Aviva’s net pension scheme surplus hit £2.9bn over H1 18, an increase of £442m over the same period last year due to a decrease in the schemes’ liabilities and an increase in contributions, its half-year results have shown.
The value of Aviva’s assets totalled £18.9bn over the first six months of 2018, while its liabilities fell by £700m to £15.4bn on an IAS 19 accounting basis. Over the same period last year assets hit £19.2bn while liabilities were measured at £16.1bn.
The £3.5bn difference was balanced by a £606m insurance policy, bringing the scheme surplus to £2.9bn.
The firm contributed £129m into the scheme in the first six months of the year.
Remeasurements meant the scheme grew by £137m, driven by a £449m gain from a change in economic assumptions, offset by a £299m loss on return on scheme assets.
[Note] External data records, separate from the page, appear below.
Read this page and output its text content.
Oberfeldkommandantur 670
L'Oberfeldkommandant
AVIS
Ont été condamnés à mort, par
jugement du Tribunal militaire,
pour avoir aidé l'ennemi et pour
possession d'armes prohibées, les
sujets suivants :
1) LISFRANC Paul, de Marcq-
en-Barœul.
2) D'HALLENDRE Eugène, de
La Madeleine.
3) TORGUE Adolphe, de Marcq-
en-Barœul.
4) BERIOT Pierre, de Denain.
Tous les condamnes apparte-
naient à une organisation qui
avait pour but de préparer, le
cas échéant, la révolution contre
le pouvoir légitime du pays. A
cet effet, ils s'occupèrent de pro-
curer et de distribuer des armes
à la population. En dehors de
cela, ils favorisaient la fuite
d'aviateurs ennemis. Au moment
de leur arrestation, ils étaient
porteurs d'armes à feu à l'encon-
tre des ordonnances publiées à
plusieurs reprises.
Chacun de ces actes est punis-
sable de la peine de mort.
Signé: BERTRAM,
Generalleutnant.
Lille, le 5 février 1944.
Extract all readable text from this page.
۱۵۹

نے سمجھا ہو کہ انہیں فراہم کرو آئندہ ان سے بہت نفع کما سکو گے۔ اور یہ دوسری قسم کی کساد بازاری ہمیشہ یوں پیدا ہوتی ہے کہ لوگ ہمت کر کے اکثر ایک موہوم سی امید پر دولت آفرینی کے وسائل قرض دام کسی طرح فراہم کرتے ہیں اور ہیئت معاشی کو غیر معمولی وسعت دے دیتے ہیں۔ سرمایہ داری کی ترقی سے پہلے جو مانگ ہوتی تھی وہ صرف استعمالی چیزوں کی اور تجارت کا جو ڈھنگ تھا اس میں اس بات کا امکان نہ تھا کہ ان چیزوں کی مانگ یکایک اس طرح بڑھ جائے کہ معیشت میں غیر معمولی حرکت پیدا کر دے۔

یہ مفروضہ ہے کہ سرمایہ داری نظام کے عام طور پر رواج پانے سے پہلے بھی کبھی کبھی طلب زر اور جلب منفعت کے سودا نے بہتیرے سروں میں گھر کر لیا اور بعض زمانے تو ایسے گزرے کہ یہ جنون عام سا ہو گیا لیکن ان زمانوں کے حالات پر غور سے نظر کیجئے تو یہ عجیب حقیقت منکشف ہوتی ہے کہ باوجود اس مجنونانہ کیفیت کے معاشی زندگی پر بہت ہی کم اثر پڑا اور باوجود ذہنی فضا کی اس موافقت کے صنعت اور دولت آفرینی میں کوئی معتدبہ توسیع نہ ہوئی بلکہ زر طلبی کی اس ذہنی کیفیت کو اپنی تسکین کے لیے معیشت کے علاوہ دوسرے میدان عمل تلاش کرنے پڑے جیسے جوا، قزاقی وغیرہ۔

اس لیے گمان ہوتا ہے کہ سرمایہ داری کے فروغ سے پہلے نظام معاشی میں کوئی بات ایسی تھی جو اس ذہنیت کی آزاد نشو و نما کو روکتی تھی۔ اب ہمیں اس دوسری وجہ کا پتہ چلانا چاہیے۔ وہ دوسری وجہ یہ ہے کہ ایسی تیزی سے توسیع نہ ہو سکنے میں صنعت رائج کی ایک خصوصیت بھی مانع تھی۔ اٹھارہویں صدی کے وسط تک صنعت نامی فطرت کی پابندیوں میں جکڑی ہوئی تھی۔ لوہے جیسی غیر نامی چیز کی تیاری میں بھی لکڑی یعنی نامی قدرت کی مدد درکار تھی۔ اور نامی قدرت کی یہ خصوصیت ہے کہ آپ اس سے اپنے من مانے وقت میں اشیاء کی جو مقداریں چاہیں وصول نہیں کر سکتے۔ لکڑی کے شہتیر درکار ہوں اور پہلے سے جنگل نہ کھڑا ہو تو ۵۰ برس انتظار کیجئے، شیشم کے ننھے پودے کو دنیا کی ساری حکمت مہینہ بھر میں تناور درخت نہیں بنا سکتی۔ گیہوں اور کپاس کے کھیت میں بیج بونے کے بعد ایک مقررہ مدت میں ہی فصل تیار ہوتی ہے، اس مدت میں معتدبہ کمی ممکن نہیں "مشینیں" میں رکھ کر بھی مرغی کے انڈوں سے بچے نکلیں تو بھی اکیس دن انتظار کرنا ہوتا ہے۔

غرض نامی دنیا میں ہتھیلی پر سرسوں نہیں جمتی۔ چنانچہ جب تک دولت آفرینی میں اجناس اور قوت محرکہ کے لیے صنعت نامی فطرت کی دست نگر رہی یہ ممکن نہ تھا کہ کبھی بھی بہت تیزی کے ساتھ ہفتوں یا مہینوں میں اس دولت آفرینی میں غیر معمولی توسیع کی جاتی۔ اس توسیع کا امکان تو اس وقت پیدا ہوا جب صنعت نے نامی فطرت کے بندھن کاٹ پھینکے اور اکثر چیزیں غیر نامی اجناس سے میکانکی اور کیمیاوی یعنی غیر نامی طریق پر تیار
Aviva said: “The increase in the surplus during the period is primarily due to employer contributions into the schemes and remeasurements recognised in other comprehensive income. The remeasurements recognised are principally a result of widening corporate spreads in the UK, partly offset by lower inflation in the UK.”
Aviva’s pension deficits have remained steady over the past year and a half at roughly £1.4bn, made up of a £725m staff pension scheme obligation, £71m of restructuring provisions and £617m in other provisions.
Aviva’s long-term savings operation profit increased to £106m in H1 18, a 19 per cent increase over the same period last year.
Platform net flows totalled £2.2bn for the first sixth months of 2018, despite issues which affected independent financial adviser and customer functionality for up to six days in January when it changes platform providers to FNZ.
Platform assets under management grew by 12 per cent to £22.7bn in H1 18.